StellaAndCrow · 03/04/2025 12:05

Ingenieur · 03/04/2025 10:02

This is an important point, and belies much of the "trans experience". It's not that women are happier to be men, it's that they are uncomfortable with the sexed parts of their body.

In this sense, gender dysphoria is no different to body integrity disorder, anxiety disorders, anorexia etc. and I've never seen a good reason why it's distingushed as a separate illness with a different "treatment" pathway.

(TMI, but) I find it unpleasant to have breasts and particularly my nipples touched. I always have done. I've dealt with this by asking people not to touch them.

I've met so many people dealing with the consequences of mastectomy for cancer - scarring, nerve pain, arm swelling, hand issues etc etc - and find it frankly horrific that people get this done voluntarily to health bodies.

CheekySnake · 03/04/2025 12:16

I think 'cosmetic mastectomy' fits the bill.

We need to name the surgery for what it is.

FWIW, I suspect that many of the people who minimise the surgery have never had surgery themselves, and for many of the young women who have it, they've never had surgery before either. I've had multiple operations now for a chronic condition and there were things I know now that I simply could not have understood until I went through it. It's easy to play it down when you don't know.

I also think when I see young women in the aftermath of surgery speak about how thrilled they are that it isn't properly understood that surgical regret often takes time to kick in. In the first few months, when you're in recovery, there is a degree of euphoria because the whole thing is so stressful and you're so relieved that you didn't die on the table. It's not until months later that you find out that the pain in the scar tissue isn't normal healing, it's your new normal, that it wasn't swelling but just the shape you've been left with, how much scar tissue hurts when you get a virus, that you're actually quite traumatised by the whole thing.

CheekySnake · 03/04/2025 12:22

Helleofabore · 03/04/2025 04:48

I also find it most concerning the number of posters who dismiss these extreme body modifications with a reference to low regret rates. It is based on falsehood.

From what I have seen, some posters and activist influences have compared it to knee replacement. A procedure that people in extreme pain undertake understanding the severe ramifications but do it to be able to have mobility. However, that is also taking a surgery for a physical injury or wear and comparing it to surgeries being done on healthy bodies.

Most often turning that healthy body into one requiring on going medical attention in the future.

Plus, there is no where near enough long term follow up data on the regret data for these elective surgical modifications. Instead, we see euphoric social media content. Children see that euphoric social media content. Even the ads with female bodies bearing (and baring) double mastectomy scars in glamour shots.

The reality of dealing with scar tissue is glossed over.

The term Gender Affirming Care is a mantra like phrase now. It does have the positive evocative reaction. Due to the terms affirming and care.

Just like ‘hormone treatment’ is emotively described as therapy.
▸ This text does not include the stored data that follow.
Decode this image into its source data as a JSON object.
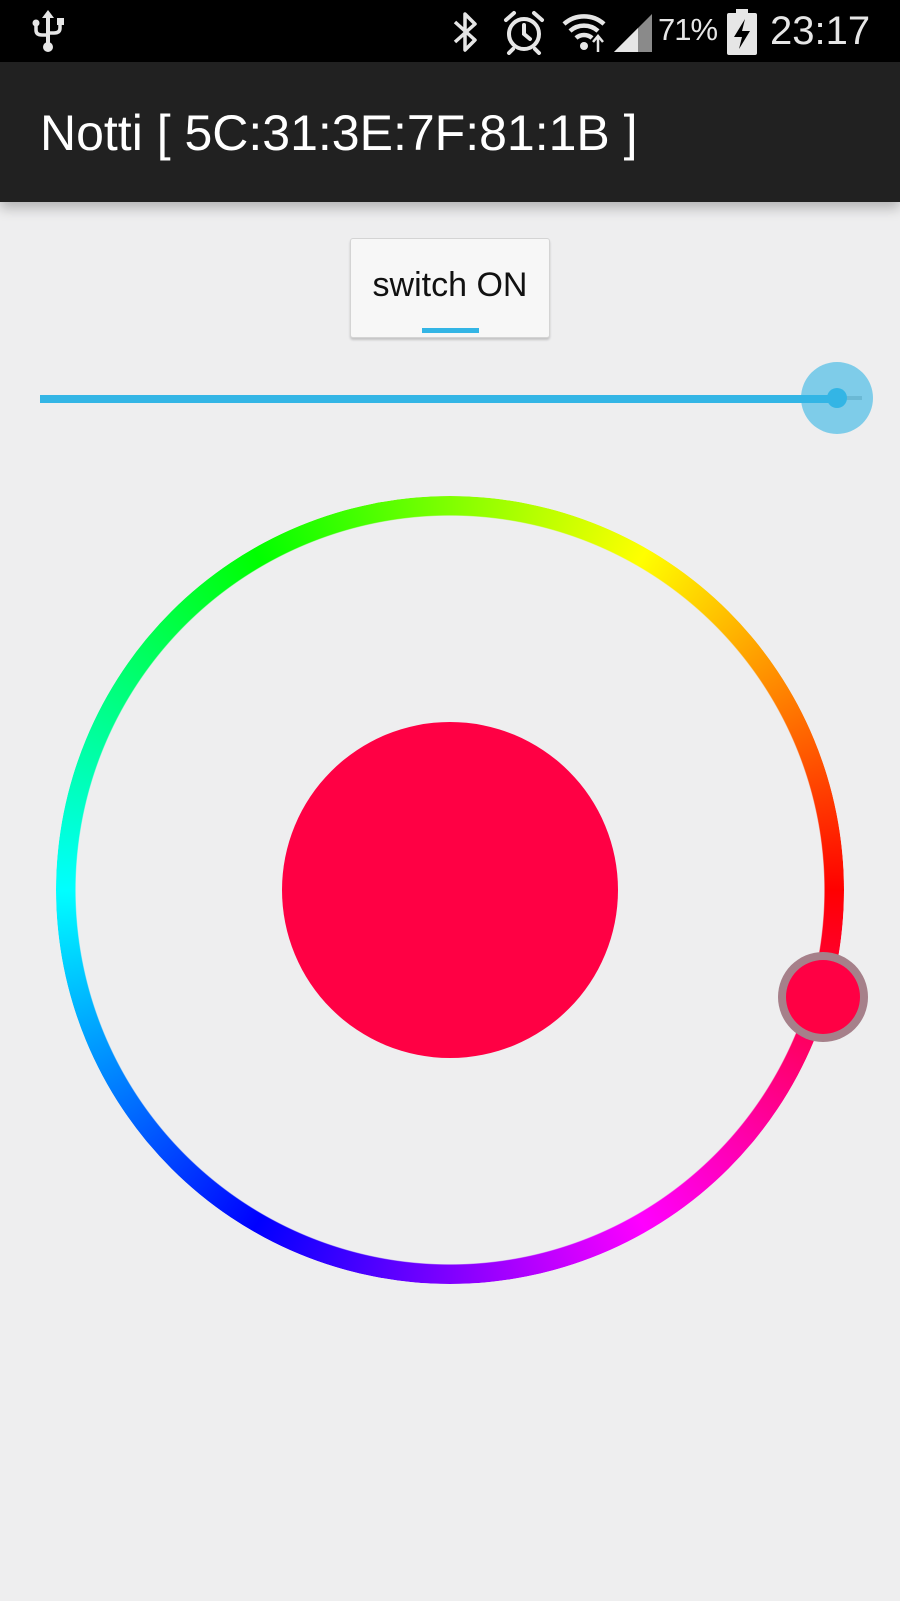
{
  "status_bar": {
    "icons": [
      "usb-icon",
      "bluetooth-icon",
      "alarm-icon",
      "wifi-icon",
      "signal-icon",
      "battery-charging-icon"
    ],
    "battery_percent": "71%",
    "time": "23:17"
  },
  "action_bar": {
    "title": "Notti [ 5C:31:3E:7F:81:1B ]"
  },
  "toggle": {
    "label": "switch ON",
    "checked": true
  },
  "brightness_slider": {
    "value": 0.97
  },
  "color_picker": {
    "selected_color": "#ff0044",
    "ring_colors": [
      "#ff0000",
      "#ff00ff",
      "#0000ff",
      "#00ffff",
      "#00ff00",
      "#ffff00"
    ]
  },
  "colors": {
    "accent": "#33b5e5",
    "action_bar_bg": "#212121",
    "background": "#eeeeef"
  }
}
And using HRT when the reality is that HRT generally brings to mind replacing hormones that the body produced or should have produced when working optimally for that person. No male person requires the level of estrogen and progesterone that they euphemistically call HRT. No female person requires their testosterone ‘replaced’ at those levels. That is not replacing. That is complete modification.
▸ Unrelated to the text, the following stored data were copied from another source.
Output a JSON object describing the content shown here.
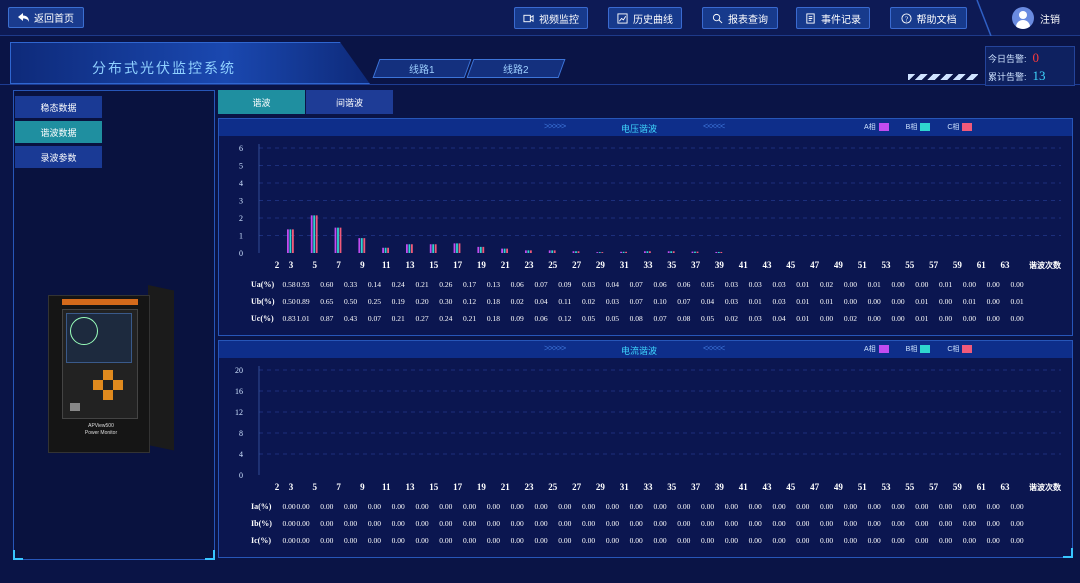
{
  "header": {
    "back_label": "返回首页",
    "nav": [
      {
        "label": "视频监控",
        "icon": "video-icon"
      },
      {
        "label": "历史曲线",
        "icon": "chart-icon"
      },
      {
        "label": "报表查询",
        "icon": "search-icon"
      },
      {
        "label": "事件记录",
        "icon": "document-icon"
      },
      {
        "label": "帮助文档",
        "icon": "help-icon"
      }
    ],
    "user_label": "注销"
  },
  "system_title": "分布式光伏监控系统",
  "line_tabs": [
    "线路1",
    "线路2"
  ],
  "alarms": {
    "today_label": "今日告警:",
    "today_value": "0",
    "total_label": "累计告警:",
    "total_value": "13",
    "today_color": "#ff3b3b",
    "total_color": "#3fd7ff"
  },
  "sidebar": {
    "items": [
      {
        "label": "稳态数据",
        "active": false
      },
      {
        "label": "谐波数据",
        "active": true
      },
      {
        "label": "录波参数",
        "active": false
      }
    ],
    "device_label_1": "APView500",
    "device_label_2": "Power Monitor"
  },
  "tabs": [
    {
      "label": "谐波",
      "active": true
    },
    {
      "label": "间谐波",
      "active": false
    }
  ],
  "colors": {
    "A": "#c24cf0",
    "B": "#2fd6cf",
    "C": "#f05a7a"
  },
  "legend": [
    "A相",
    "B相",
    "C相"
  ],
  "chart_data": [
    {
      "type": "bar",
      "title": "电压谐波",
      "xlabel": "谐波次数",
      "ylim": [
        0,
        6
      ],
      "yticks": [
        0,
        1,
        2,
        3,
        4,
        5,
        6
      ],
      "categories": [
        "2",
        "3",
        "5",
        "7",
        "9",
        "11",
        "13",
        "15",
        "17",
        "19",
        "21",
        "23",
        "25",
        "27",
        "29",
        "31",
        "33",
        "35",
        "37",
        "39",
        "41",
        "43",
        "45",
        "47",
        "49",
        "51",
        "53",
        "55",
        "57",
        "59",
        "61",
        "63"
      ],
      "series": [
        {
          "name": "A相",
          "row_label": "Ua(%)",
          "values": [
            0.58,
            0.93,
            0.6,
            0.33,
            0.14,
            0.24,
            0.21,
            0.26,
            0.17,
            0.13,
            0.06,
            0.07,
            0.09,
            0.03,
            0.04,
            0.07,
            0.06,
            0.06,
            0.05,
            0.03,
            0.03,
            0.03,
            0.01,
            0.02,
            0.0,
            0.01,
            0.0,
            0.0,
            0.01,
            0.0,
            0.0,
            0.0
          ]
        },
        {
          "name": "B相",
          "row_label": "Ub(%)",
          "values": [
            0.5,
            0.89,
            0.65,
            0.5,
            0.25,
            0.19,
            0.2,
            0.3,
            0.12,
            0.18,
            0.02,
            0.04,
            0.11,
            0.02,
            0.03,
            0.07,
            0.1,
            0.07,
            0.04,
            0.03,
            0.01,
            0.03,
            0.01,
            0.01,
            0.0,
            0.0,
            0.0,
            0.01,
            0.0,
            0.01,
            0.0,
            0.01
          ]
        },
        {
          "name": "C相",
          "row_label": "Uc(%)",
          "values": [
            0.83,
            1.01,
            0.87,
            0.43,
            0.07,
            0.21,
            0.27,
            0.24,
            0.21,
            0.18,
            0.09,
            0.06,
            0.12,
            0.05,
            0.05,
            0.08,
            0.07,
            0.08,
            0.05,
            0.02,
            0.03,
            0.04,
            0.01,
            0.0,
            0.02,
            0.0,
            0.0,
            0.01,
            0.0,
            0.0,
            0.0,
            0.0
          ]
        }
      ],
      "bar_heights": [
        0,
        1.35,
        2.15,
        1.45,
        0.85,
        0.3,
        0.5,
        0.5,
        0.55,
        0.35,
        0.25,
        0.15,
        0.15,
        0.1,
        0.05,
        0.07,
        0.1,
        0.1,
        0.08,
        0.06,
        0,
        0,
        0,
        0,
        0,
        0,
        0,
        0,
        0,
        0,
        0,
        0
      ]
    },
    {
      "type": "bar",
      "title": "电流谐波",
      "xlabel": "谐波次数",
      "ylim": [
        0,
        20
      ],
      "yticks": [
        0,
        4,
        8,
        12,
        16,
        20
      ],
      "categories": [
        "2",
        "3",
        "5",
        "7",
        "9",
        "11",
        "13",
        "15",
        "17",
        "19",
        "21",
        "23",
        "25",
        "27",
        "29",
        "31",
        "33",
        "35",
        "37",
        "39",
        "41",
        "43",
        "45",
        "47",
        "49",
        "51",
        "53",
        "55",
        "57",
        "59",
        "61",
        "63"
      ],
      "series": [
        {
          "name": "A相",
          "row_label": "Ia(%)",
          "values": [
            0,
            0,
            0,
            0,
            0,
            0,
            0,
            0,
            0,
            0,
            0,
            0,
            0,
            0,
            0,
            0,
            0,
            0,
            0,
            0,
            0,
            0,
            0,
            0,
            0,
            0,
            0,
            0,
            0,
            0,
            0,
            0
          ]
        },
        {
          "name": "B相",
          "row_label": "Ib(%)",
          "values": [
            0,
            0,
            0,
            0,
            0,
            0,
            0,
            0,
            0,
            0,
            0,
            0,
            0,
            0,
            0,
            0,
            0,
            0,
            0,
            0,
            0,
            0,
            0,
            0,
            0,
            0,
            0,
            0,
            0,
            0,
            0,
            0
          ]
        },
        {
          "name": "C相",
          "row_label": "Ic(%)",
          "values": [
            0,
            0,
            0,
            0,
            0,
            0,
            0,
            0,
            0,
            0,
            0,
            0,
            0,
            0,
            0,
            0,
            0,
            0,
            0,
            0,
            0,
            0,
            0,
            0,
            0,
            0,
            0,
            0,
            0,
            0,
            0,
            0
          ]
        }
      ]
    }
  ]
}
With the growing evidence that it can be life shortening too.

All based on a philosophical belief.

I've noticed that only men who are pretending to be women call it HRT. I assume because HRT is what it's called when women take it, so it's part and parcel of the larping.

Women who are pretending to be men talk specifically about testosterone and defeminise it.

FWIW, as someone who had both ovaries removed at a young age and is just about held together at the seams by HRT, I can confirm that messing with your hormones is utterly, utterly shit, short and long term.